# Flying cats



## Hank3 (Oct 20, 2003)

These were too good to pass up. Sorry if these have been posted already


----------



## Hank3 (Oct 20, 2003)

A few more:


----------



## Katten Minnaar (Mar 18, 2005)

Yes they have, but i can't remember if its this forum or another one I am on. So there is a chance there hasn't been a post here of them.

But hey I love seeing them so didn't mind seeing them again. They are definately some active kitties  

Where did you find them out of interest?!

Eva x


----------



## Hank3 (Oct 20, 2003)

My brother forwarded me a link to a forum that had these pics on it. The site was http://www.bruneistudent.com/

Looks to be a student/school forum/blog site.


----------



## k_lo86 (Jan 21, 2005)

Those are some crazy pictures. Especially the ones where the kitty is in mid air against the wall!


----------



## harley's mom (Nov 29, 2004)

wow, those are great!


----------



## zoeae (Feb 21, 2005)

great photos. wish i was faster on the camera.


----------



## dreamluver (Aug 3, 2005)

those are so cute!!!!!!!!!! 
i'm gonna go home and try to take some of Kittie flying tonite!! hehehe


----------



## coaster (Dec 1, 2004)

Actually, those are the Ninja Cats -- link posted in this thread by emma_pen:

http://www.catforum.com/viewtopic.php?t=22514

But that's OK, they're great pics, I get a kick out of seeing them again. 8)


----------



## nitromoose (Mar 19, 2005)

Lol I love the ones where they're 2 of them in the shot and the other just looks up going "eh?"


----------



## reeeeka (Jun 27, 2005)

ARE THESE YOUR CATS???  

Those are freaking awesome pictures, I wish I had a fast camera that could catch images like that.
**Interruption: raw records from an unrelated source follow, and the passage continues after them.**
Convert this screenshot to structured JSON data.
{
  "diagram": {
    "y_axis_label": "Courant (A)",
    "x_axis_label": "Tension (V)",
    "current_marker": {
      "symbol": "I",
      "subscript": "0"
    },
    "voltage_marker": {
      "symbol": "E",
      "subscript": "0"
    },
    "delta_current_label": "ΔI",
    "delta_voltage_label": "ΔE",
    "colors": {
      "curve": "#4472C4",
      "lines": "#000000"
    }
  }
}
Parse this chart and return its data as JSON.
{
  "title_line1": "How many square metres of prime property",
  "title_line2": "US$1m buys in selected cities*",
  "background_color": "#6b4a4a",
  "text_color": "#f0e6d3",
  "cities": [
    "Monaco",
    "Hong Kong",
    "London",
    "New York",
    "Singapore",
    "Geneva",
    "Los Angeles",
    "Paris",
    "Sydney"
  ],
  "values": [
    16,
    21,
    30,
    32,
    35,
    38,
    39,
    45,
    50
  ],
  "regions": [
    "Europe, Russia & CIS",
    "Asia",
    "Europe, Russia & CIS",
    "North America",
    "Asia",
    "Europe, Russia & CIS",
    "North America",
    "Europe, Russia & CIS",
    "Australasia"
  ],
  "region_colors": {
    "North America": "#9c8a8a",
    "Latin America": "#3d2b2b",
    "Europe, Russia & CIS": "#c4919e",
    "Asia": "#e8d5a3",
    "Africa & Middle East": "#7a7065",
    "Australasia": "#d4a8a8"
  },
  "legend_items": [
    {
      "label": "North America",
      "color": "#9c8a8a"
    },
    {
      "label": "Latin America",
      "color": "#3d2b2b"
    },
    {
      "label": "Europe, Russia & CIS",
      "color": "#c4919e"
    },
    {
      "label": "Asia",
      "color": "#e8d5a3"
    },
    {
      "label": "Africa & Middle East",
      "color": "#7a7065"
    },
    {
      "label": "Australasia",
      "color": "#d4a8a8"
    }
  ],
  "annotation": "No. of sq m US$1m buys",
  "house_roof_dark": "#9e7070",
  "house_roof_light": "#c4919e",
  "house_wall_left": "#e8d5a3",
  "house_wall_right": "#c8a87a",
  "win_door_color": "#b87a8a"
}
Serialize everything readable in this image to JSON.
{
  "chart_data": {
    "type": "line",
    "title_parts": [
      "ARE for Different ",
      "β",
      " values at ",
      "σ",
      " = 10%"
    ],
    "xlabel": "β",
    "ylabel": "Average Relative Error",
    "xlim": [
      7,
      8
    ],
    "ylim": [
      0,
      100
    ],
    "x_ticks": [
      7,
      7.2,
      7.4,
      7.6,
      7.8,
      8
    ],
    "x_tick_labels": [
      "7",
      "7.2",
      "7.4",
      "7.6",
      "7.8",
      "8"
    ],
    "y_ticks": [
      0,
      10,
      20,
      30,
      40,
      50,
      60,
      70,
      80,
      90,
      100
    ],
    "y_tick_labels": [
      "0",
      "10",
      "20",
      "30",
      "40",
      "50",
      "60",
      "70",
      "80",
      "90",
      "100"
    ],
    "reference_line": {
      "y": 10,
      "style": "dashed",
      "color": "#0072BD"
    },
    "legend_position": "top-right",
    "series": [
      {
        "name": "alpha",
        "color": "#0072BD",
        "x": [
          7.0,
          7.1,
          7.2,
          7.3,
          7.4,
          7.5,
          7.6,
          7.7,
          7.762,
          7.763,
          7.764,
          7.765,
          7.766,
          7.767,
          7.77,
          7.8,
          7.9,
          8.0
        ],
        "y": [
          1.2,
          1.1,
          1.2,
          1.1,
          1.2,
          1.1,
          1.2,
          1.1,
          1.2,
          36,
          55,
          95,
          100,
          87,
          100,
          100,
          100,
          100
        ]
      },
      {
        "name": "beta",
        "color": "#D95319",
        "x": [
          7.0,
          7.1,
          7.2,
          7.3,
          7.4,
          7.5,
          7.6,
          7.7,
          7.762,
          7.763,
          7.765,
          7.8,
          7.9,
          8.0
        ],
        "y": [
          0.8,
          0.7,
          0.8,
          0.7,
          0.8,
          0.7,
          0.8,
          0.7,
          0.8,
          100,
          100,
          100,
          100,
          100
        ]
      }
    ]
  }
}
Wow!! 8O


----------



## ForJazz (Dec 30, 2003)

No -- those aren't anyone's cats on this forum. I saw those pictures somewhere -- either on FARK or on someone's LJ -- I can't remember. Sooo funny.


----------



## SugarMuffin (Aug 5, 2005)

Kung-fu kitties lol, correct me if I'm wrong, but aren't one of those cats an ocicat? Can't really tell, new to the kitty buisness  . But those are pretty cool pictures.


----------



## DesnBaby (Apr 18, 2004)

:lol: :lol: :lol:


----------



## kitkat (Sep 22, 2003)

Those were Great! Love flying kitties :luv


----------



## ForJazz (Dec 30, 2003)

SugarMuffin said:


> Kung-fu kitties lol, correct me if I'm wrong, but aren't one of those cats an ocicat? Can't really tell, new to the kitty buisness  . But those are pretty cool pictures.


Looks like a regular brown tabby dsh to me.


----------



## shazino (Mar 27, 2005)

:lol: :lol: :lol: :lol: :lol: :lol: :lol: :lol:


----------



## Argent (Feb 15, 2005)

awesome pics....wish I had a camera that took fast enough pics because my cat Milan is quite the Ninja Kitty herself.


----------